GrantWorks Senior Planner Nathlie Booth told councilors the plan is a single document that takes into account all important aspects of the city and provides a snapshot of community needs.
It all begins with engaging the people the city serves, according to the planner.
“The plan creates an achievable plan for community’s growth,” Booth said. “It is a living document so it will be flexible to accommodate change as time goes on. It is built on community input and current conditions of the city.”
According to Booth, GrantWorks representatives will drive every street of the city to determine the current state of the city and identify problematic areas.
After the initial assessment of the city, Booth and her team will develop a plan that is founded on historical data.
“There are fourteen chapters in the city’s plan,” the planner said. “Eleven of those are key interest areas like housing and water; there is one [chapter] for potential funding options.”
According to City Manager Federico Reyes, the city did add a storm drainage chapter due to the councilors’ emphasis on remediating the flooding issue on the city’s west side.
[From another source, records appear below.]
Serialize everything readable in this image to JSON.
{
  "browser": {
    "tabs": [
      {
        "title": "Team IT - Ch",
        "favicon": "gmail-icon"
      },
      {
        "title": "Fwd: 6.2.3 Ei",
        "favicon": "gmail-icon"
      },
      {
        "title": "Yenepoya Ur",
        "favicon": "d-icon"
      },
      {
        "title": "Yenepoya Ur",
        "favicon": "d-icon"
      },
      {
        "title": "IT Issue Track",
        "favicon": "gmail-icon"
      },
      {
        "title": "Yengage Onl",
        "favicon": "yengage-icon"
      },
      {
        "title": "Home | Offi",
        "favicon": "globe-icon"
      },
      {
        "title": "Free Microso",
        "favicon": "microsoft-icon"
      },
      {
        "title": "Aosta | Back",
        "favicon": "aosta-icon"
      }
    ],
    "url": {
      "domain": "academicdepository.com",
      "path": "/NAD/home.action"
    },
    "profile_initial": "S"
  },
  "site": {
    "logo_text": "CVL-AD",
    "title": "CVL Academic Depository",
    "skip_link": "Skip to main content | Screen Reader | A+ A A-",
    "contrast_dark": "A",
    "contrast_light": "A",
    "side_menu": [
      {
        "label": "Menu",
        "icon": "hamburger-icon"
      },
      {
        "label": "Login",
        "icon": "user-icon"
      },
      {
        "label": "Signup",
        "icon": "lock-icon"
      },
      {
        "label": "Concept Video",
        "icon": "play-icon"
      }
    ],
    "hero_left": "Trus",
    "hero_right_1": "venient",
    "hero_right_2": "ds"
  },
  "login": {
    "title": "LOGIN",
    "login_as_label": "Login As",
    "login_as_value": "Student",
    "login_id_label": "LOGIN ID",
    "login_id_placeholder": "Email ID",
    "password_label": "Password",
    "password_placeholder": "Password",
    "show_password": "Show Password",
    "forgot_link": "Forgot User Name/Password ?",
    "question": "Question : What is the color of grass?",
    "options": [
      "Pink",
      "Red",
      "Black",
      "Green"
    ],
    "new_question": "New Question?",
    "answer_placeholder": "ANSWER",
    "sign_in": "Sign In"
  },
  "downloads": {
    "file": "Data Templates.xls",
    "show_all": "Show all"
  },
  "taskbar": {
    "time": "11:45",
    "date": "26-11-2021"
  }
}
Booth told councilors her team was aiming to begin work in late September.
“This will begin with field work,” Booth said. “We will collect community inventory and hold community meetings; this process takes two to five days. There will also be an online survey.”
After the field survey it will take approximately three to five months to create the comprehensive plan. Upon completion the city has a minimum of 12 days to review and present to the public for comment.
Councilors are then required to pass a resolution that will be presented to TDA who will then release grant funding for projects.
Booth warned the process has been hindered by the coronavirus pandemic and what previously took a couple months is now taking six months to a year.
“It is very important I am aware of anything and everything up front,” Booth said. “This includes new subdivisions, grocery stores anything of that sort.”